A la question posée, on peut donc répondre que s’il est vrai que le mot d’ordre « d’indépendance nationale » n’a pas abouti à ce jour, il est en revanche incontestable que porté par l’enthousiasme et l’ardeur des jeunes « patriotes » révolutionnaires des années 1970 et 1980 il a produit des mutations et des évolutions déterminantes dans la conscience des Martiniquais ; c’est-à-dire de tous ceux qui indépendamment de leurs origines ethniques et de leurs épidermes sont attachés à la terre martiniquaise. Les décennies 1970 et 1980 auxquelles il faut associer les années 1960 peuvent ainsi être qualifiées de « pivot » ou «d’axiales » (Karl JASPER, 1954) dans notre histoire politique. Et les « indépendantistes » en ont été les ferments et les catalyseurs…

3. Que peut signifier « être indépendantiste » aujourd’hui ?

Être indépendantiste aujourd’hui peut se résumer, à mon sens, pour aller à l’essentiel, à quatre exigences fondamentales. La première est de maintenir ouvert le droit absolu des Martiniquais à décider de leur avenir, à s’autodéterminer donc.
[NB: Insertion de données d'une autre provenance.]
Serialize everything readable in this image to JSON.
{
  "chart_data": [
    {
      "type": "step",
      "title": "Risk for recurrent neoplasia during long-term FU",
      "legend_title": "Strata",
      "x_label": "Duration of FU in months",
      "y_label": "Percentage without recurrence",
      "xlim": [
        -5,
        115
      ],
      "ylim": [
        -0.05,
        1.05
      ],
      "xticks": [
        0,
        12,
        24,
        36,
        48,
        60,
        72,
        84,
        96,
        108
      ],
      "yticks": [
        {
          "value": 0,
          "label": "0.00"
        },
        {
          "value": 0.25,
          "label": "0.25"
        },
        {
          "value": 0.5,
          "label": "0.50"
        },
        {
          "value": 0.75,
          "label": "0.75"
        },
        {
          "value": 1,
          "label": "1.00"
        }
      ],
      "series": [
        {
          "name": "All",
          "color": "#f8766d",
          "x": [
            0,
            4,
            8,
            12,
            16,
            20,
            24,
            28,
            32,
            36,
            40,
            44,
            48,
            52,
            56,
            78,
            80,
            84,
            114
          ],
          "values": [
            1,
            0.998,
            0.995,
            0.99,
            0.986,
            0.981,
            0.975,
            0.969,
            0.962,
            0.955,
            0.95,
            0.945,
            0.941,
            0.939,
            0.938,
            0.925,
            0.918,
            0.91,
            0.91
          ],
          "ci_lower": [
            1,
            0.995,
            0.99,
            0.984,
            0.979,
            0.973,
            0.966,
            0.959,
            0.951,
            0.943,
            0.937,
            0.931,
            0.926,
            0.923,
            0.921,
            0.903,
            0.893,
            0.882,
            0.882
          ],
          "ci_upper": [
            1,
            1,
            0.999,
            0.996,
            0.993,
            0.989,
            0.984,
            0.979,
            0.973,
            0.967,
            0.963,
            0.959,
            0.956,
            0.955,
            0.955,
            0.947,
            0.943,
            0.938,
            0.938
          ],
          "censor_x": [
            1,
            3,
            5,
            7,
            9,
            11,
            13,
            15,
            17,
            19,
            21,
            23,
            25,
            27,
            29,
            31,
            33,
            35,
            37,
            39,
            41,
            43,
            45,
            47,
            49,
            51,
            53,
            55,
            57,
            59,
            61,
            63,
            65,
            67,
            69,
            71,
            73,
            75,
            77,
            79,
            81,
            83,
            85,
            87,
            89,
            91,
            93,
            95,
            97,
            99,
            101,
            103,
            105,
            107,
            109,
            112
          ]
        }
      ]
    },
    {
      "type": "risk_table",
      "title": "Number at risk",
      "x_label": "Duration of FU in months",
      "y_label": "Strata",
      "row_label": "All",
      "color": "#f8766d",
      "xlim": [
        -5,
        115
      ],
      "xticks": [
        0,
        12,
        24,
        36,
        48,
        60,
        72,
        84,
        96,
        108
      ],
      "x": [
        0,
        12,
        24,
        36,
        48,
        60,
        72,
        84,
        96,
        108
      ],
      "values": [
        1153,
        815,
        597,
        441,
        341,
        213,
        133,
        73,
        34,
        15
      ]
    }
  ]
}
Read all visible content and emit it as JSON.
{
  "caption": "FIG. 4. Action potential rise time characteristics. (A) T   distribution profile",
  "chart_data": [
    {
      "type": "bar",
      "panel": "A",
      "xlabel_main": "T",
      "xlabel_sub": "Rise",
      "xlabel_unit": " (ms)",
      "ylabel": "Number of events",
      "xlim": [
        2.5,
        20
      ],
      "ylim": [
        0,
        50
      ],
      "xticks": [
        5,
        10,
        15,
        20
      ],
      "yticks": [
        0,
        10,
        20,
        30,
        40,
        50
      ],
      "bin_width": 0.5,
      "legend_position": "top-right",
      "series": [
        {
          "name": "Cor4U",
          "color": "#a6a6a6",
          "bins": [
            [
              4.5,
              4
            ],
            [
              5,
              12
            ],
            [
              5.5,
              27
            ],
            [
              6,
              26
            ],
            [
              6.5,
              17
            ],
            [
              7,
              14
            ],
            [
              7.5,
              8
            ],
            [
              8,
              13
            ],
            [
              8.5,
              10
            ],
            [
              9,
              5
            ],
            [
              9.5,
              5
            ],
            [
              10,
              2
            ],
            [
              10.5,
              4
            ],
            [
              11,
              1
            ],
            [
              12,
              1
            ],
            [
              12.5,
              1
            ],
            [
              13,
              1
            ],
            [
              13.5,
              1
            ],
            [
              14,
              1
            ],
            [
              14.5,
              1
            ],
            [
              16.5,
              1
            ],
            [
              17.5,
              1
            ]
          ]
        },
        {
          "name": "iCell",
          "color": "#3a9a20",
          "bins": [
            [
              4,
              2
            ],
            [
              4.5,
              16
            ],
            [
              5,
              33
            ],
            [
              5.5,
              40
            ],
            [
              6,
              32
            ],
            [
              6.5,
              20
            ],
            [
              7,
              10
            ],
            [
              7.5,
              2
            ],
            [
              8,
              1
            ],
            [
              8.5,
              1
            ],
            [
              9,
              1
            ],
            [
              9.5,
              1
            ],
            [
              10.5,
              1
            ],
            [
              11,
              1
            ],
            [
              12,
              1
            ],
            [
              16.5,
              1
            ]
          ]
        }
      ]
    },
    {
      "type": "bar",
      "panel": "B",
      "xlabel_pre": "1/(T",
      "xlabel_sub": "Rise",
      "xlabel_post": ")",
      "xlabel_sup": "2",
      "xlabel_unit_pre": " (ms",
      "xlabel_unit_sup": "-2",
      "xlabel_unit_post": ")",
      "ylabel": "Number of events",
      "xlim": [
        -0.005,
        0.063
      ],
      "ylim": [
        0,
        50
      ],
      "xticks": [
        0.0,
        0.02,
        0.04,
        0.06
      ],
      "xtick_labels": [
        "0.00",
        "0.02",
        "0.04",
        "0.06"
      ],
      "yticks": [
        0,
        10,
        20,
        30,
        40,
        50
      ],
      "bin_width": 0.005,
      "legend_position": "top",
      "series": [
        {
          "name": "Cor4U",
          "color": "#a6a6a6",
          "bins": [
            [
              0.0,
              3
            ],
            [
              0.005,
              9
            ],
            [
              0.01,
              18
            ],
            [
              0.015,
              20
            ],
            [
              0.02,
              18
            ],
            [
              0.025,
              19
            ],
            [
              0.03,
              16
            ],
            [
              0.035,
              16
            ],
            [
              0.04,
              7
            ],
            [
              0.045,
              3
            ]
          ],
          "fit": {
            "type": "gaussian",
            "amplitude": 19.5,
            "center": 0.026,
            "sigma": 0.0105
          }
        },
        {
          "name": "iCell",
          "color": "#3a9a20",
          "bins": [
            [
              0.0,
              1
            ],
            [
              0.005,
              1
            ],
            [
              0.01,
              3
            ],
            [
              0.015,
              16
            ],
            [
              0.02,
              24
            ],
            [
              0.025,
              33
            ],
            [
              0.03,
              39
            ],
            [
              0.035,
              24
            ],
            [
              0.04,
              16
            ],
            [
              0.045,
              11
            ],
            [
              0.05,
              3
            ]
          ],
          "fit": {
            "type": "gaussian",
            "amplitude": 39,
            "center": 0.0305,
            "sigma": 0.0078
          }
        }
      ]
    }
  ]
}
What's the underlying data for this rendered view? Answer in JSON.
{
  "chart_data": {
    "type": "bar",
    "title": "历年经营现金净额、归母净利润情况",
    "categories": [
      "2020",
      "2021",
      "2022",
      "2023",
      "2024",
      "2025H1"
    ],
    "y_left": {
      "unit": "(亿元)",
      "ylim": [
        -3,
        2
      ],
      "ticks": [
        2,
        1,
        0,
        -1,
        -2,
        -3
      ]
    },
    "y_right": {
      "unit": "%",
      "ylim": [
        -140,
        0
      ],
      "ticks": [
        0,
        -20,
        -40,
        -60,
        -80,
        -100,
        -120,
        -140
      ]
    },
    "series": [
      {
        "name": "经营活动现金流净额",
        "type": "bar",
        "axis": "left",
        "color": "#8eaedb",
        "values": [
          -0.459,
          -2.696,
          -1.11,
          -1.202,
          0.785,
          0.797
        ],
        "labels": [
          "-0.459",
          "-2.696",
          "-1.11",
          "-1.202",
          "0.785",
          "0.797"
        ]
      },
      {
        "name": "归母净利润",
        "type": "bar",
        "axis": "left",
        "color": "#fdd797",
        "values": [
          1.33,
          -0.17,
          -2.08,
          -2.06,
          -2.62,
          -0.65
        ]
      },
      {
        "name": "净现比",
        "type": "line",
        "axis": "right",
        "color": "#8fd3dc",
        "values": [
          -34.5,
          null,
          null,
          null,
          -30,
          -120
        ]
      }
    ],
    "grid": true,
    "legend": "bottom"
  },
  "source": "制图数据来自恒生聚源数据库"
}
Cela ne va nullement de soi et la République a souvent été ambiguë sur ce principe démocratique élémentaire du droit des peuples et des minorités. C’est ce droit qu’ils ont exercé lors de la consultation statutaire et institutionnelle de janvier 2010. Il en est ressorti qu’ils estiment qu’il n’y a pas, pour l’heure, d’incompatibilité entre leur identité politique (la citoyenneté française et européenne) et leur identité culturelle et historique (le fait d’être martiniquais). La deuxième exigence est celle de la réduction des dépendances quelque soi le statut et le cadre institutionnel et cela partout où c’est possible ; prioritairement toutefois dans les secteurs alimentaires, énergétiques et sanitaires. La troisième exigence est celle de la justice sociale dont on sait qu’elle ne découle pas mécaniquement de la croissance ou du développement mais relève avant tout de la volonté politique. La quatrième, le respect des équilibres environnementaux, dépend elle aussi d’abord de la décision politique.

On ne saurait conclure sans se demander pourquoi, en ce début d’un nouveau siècle, une mouvance politique (EPMN) qui se dit jeune, moderne et compétente reprend à son compte un argument aussi primaire et régressif que celui du « danger indépendantiste ». Mon analyse est que ceux qui à la tête de cette mouvance se disent héritier du « Nègre marron » – A.CESAIRE s’est lui-même désigné ainsi – indifférents à toute morale politique, pensent que cette rhétorique d’un autre temps peut encore fonctionner. Leur raisonnement est que distillée sous le mode subliminale elle peut réveiller des veilles blessures comme l’angoisse d’être chassé d’un pays qu’on aime (le traumatisme de l’Algérie) ou encore celle du manque (le traumatisme du « tan Robè). Où l’on voit que la technocratie s’accommode plutôt bien de « l’obscurantisme » comme il se satisfait du « messianisme ».